Mindestlohn: Jetzt wird der Zoll von der Kette gelassen
Roland TichyVon
Roland Tichy
Seit Mitternacht 0.00 Uhr gilt also das MiLoG – das Mindestlohngesetz. Nun gönnt man ja den Betroffenen gerne etwas mehr Geld – aber das MiLoG ist mehr: Es ist ein neues Gesetz zur Überwachung von Menschen und Wirtschaft, ein bürokratisches Monster. Es drückt die Grundhaltung der Großen Koalition gegenüber der Wirtschaft aus: Jeder Arbeitgeber ist ein potentieller Verbrecher; und die Kontrolle darüber wird jetzt allumfassend und flächendeckend ausgerollt.

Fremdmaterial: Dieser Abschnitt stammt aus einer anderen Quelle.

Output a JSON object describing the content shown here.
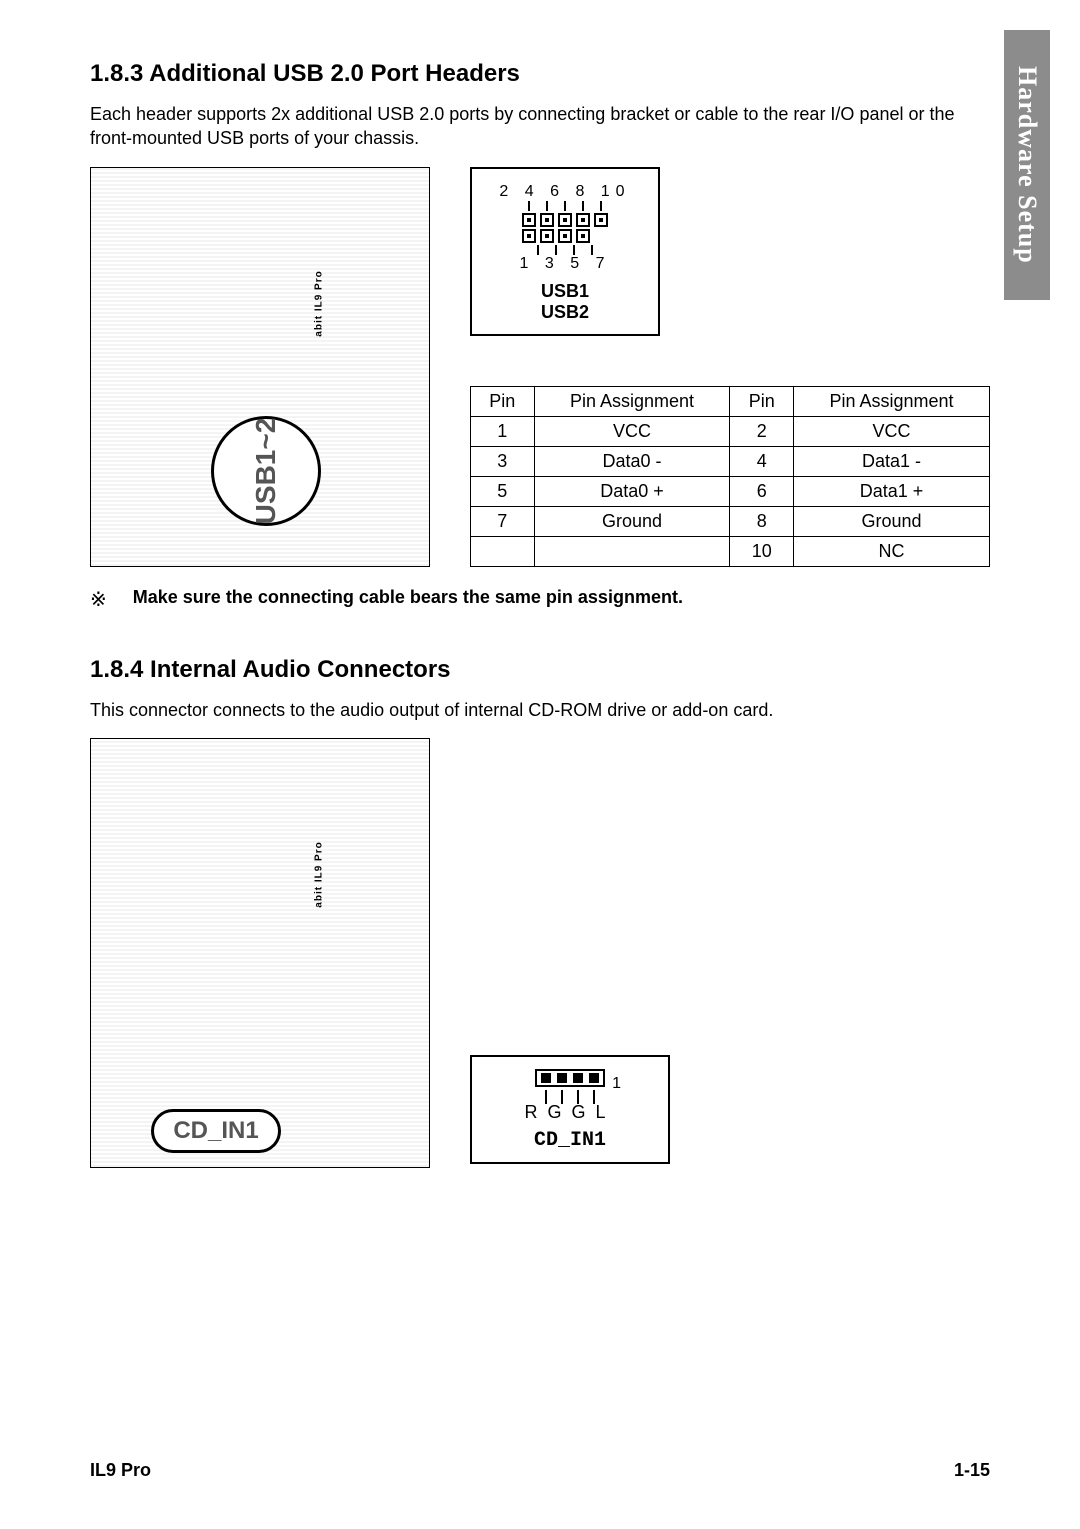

Dazu wird eine “Auftragshaftung” eingeführt – jedes Unternehmen ist für den Lieferanten seines Lieferanten verantwortlich. Die Lohnfindung zwischen Arbeitgebern und Arbeitnehmern, mit Tarifverträgen und dem Zusammenwirkung früherer „Tarifparteien“ – auch das wird beendet und damit ein wesentliches Merkmal der Marktwirtschaft, die Deutschland seit den Zeiten Ludwig-Erhards erfolgreich gemacht hat. Und das alles ist im erklärten Sinne der CDU, sagt einer ihrer Vertreter.
Ausbau des Zolls zur Überwachungsbehörde
1.600 neue Zöllner sollen laut Bundesfinanzministerium in den nächsten Jahren eingestellt werden, um nicht nur die Einhaltung von 8,50 € Mindestlohn zu überwachen – das MiLoG ist ja nur Anlass für eine generelle Überwachung und weitere Kontrolle. Der Chef der Zollgewerkschaft, Dieter Dewes, forderte schon 2500 neue Kontrolleure. Klar, für diejenigen, die anderer Leute Arbeit kontrollieren, gibt es viel zu tun: 30 Gesetze sind tangiert, Verordernungen, Tarifverträge und andere Regeln. Alles, alles muss kontrolliert werden; dabei gibt es nur vergleichsweise wenige Tricks, um das MiLoG zu umgehen, etwa durch unbezahlte Überstunden, über Scheinselbstständigkeit bis hin zu Teilzeitstellen, die sich zu Vollzeitstellen addieren.
Und damit das ja nicht geschieht, müssen Arbeitgeber nun bis zu einem Monatseinkommen von 2958 Euro Beginn, Dauer und Ende der Arbeitszeit dokumentieren und für zwei Jahre nachweisen.
Bei dieser Grenze geht man davon aus, dass kaum jemand mehr als 348 Stunden im Monat zu je 8,50 Euro arbeitet – was zum Beispiel 29 Tage zu je zwölf Stunden wären. Es ist eine absurde Vorstellung, dass Arbeitnehmer sich das gefallen lassen.